CelticKing
The Green Monster
- Joined
- Sep 7, 2005
- Messages
- 15,334
- Likes
- 35
- Points
- 48
I can live with defeat, says John McCain
Barack Obama raised $150 million (£87 million) last month, shattering his previous monthly record of $67 million and allowing him to swamp the airwaves in the final stretch of his presidential race against John McCain.
The huge haul — by far the biggest in presidential history — came as Mr McCain gave a robust performance in a television interview, where he predicted a close finish but also said that he had pondered the thought of defeat to Mr Obama, an outcome he said that he could live with.
Mr McCain, speaking moments after his old friend Colin Powell, the former Republican Secretary of State, had endorsed Mr Obama, said that a loss would not devastate him. He said that he had thought about it, “but I don't dwell on it”.
The Republican nominee continued: “I've had a wonderful life. I have to go back to Arizona and live ... with a wonderful family, and daughters and sons that I'm so proud of. I'm the luckiest guy you have ever interviewed and will ever interview. I'm the most fortunate man on Earth, and I thank God for it every single day.”
If he lost, he told Fox News Sunday, “don't feel sorry for John McCain and John McCain will be concentrating on not feeling sorry for himself”.
Mr McCain conceded that he was trailing, but pointed to several recent national polls showing the race tightening.
“Sure, I'm the underdog,” he said. Yet he added, in a reference to the near collapse of his campaign last summer: “Every time I've been ahead, I've messed up.” Mr McCain said that he had “started turning it around the other night” in the final presidential debate, adding: “I've been in enough campaigns to sense enthusiasm and momentum, and we've got it.”
Asked to repeat an assertion he made on Saturday that Mr Obama's economic proposals were socialist, Mr McCain said that his rival's plan to raise taxes on people earning more than $250,000 a year was a “redistribution of the wealth,” which “is one of the tenets of socialism”.
The Republican defended his use of automated robocalls to voters in swing states telling them that Mr Obama “has worked closely with domestic terrorist Bill Ayers”, the Vietnam-era radical who bombed government buildings. Mr McCain decried the use of such calls against him when he ran against George Bush in 2000.

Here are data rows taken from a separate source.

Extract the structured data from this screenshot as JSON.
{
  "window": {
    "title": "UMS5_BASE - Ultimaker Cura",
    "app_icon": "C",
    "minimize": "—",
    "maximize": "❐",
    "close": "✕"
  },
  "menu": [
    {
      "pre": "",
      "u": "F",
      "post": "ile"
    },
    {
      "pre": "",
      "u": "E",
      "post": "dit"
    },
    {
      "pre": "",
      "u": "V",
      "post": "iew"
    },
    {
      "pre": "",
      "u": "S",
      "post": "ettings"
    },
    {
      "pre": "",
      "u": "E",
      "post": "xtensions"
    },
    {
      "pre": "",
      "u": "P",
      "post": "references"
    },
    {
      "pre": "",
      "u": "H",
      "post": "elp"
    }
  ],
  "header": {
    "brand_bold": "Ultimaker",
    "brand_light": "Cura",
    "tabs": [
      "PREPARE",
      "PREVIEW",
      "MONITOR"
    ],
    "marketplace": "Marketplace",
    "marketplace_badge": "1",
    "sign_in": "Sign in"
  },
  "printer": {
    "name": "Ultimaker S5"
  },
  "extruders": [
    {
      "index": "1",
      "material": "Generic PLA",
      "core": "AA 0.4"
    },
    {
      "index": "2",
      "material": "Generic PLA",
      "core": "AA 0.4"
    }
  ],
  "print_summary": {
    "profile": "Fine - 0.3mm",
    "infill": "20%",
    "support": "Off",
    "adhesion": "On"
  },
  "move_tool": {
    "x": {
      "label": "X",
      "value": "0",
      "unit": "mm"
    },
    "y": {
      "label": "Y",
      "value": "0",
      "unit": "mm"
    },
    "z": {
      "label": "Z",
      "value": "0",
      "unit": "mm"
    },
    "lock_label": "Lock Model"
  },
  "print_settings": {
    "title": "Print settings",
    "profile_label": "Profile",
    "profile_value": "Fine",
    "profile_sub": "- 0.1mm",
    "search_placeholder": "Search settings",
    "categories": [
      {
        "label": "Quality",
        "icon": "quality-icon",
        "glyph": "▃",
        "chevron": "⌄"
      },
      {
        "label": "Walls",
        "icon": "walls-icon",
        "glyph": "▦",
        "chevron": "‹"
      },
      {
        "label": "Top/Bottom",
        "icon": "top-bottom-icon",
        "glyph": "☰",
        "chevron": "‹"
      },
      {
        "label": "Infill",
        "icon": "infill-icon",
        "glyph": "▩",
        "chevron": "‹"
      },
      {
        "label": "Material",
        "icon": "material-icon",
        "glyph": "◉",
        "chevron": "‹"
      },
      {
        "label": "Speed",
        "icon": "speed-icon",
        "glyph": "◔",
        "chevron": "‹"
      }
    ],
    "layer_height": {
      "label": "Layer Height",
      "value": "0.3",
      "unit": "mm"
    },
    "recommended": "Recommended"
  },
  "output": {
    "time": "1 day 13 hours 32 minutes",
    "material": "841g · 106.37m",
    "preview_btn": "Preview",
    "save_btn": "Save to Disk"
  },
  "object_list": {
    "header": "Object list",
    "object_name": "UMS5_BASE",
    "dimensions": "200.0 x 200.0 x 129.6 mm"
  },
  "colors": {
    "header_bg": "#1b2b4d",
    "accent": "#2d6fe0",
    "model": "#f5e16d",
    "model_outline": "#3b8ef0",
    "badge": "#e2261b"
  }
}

He said that the content of the calls was “absolutely true”, unlike the smears directed against him during the 2000 South Carolina primary. “We need to know the full extent of that relationship [with Mr Ayers].”
Mr McCain said “you could make the argument” that Mr Obama was seeking to buy the election with his massive fundraising and spending. He decried his rival's decision to reverse a previous pledge to take public financing for his general election campaign.
“He broke his word to me and the American people,” Mr McCain said.